# Sunlight for a Basement Room



## prglor (May 30, 2007)

My wife wants me to finish a room for her in our unfinished basement. The problem is that she wants a window in her room and there are only two small windows in the basement and they are on the wrong side of the basement and will soon admit very little light because we are having a deck built over the top of them.

Our contractor tells us that installing a window would not be a good idea because there is not enough of the basement wall above ground so we'd have to dig down to install a window and window. We'd then have to remove a lot of soil on the lawn outside that wall which would be expensive and still have to worry about getting leakage into the basement in the future. Our basement is completely dry and we'd like to keep it that way and not do anything that might cause water problems.

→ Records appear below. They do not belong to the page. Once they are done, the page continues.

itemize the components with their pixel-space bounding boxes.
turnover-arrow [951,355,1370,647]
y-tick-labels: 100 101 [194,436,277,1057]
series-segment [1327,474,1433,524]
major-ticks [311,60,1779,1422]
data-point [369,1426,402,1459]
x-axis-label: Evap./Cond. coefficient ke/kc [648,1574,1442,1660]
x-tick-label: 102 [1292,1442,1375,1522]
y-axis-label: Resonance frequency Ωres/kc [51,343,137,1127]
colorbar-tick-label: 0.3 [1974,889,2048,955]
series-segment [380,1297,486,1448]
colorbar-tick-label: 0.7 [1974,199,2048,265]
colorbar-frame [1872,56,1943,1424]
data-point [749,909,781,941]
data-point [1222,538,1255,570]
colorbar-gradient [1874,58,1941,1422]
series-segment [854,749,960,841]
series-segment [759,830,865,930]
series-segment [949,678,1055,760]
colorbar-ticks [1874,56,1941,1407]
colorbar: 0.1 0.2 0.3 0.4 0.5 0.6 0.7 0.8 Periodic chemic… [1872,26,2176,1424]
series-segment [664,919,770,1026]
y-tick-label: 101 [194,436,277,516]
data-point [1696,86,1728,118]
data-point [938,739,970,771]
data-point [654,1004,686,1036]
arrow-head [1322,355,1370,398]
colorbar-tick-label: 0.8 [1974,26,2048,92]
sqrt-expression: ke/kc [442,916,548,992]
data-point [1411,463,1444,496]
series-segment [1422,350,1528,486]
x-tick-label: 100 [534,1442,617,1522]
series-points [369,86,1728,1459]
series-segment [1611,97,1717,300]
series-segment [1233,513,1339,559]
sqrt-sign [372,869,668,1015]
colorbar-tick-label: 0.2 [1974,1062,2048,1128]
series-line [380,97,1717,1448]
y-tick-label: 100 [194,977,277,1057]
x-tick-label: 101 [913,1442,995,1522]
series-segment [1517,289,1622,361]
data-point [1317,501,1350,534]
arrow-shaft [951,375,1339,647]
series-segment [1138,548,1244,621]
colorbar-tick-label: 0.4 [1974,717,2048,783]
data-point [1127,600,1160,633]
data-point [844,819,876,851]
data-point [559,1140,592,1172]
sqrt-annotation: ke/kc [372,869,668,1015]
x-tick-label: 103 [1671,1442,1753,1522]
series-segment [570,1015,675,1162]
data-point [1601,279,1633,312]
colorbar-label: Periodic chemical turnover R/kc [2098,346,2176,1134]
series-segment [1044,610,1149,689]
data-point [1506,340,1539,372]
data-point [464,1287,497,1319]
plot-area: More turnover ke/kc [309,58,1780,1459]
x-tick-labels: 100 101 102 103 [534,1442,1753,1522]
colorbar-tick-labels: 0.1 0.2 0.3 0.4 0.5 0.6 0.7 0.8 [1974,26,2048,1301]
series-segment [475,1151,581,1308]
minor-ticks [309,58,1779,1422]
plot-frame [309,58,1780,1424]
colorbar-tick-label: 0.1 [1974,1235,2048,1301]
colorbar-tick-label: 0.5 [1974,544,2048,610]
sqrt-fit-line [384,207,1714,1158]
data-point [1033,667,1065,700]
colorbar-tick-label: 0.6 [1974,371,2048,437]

I've thought about using a light pipe to get daylight into her room but there is no path to get light from the room down into the basement. I'm wondering if there is a way to use a light pipe to direct light from the sidewall into the basement? The sidewall does extend above the ground about a foot so if a light pipe can direct light around two 90-degree angles, it could be installed through the basement wall and then down through a suspended ceiling into the room. Is this doable?


----------



## Termite (Apr 13, 2008)

A sun tunnel will add light if there is light going into it, but on the side of the house I don't think the benefit would be worth the trouble. Can you talk her into some nice new can lights or something a little more "electric"?


----------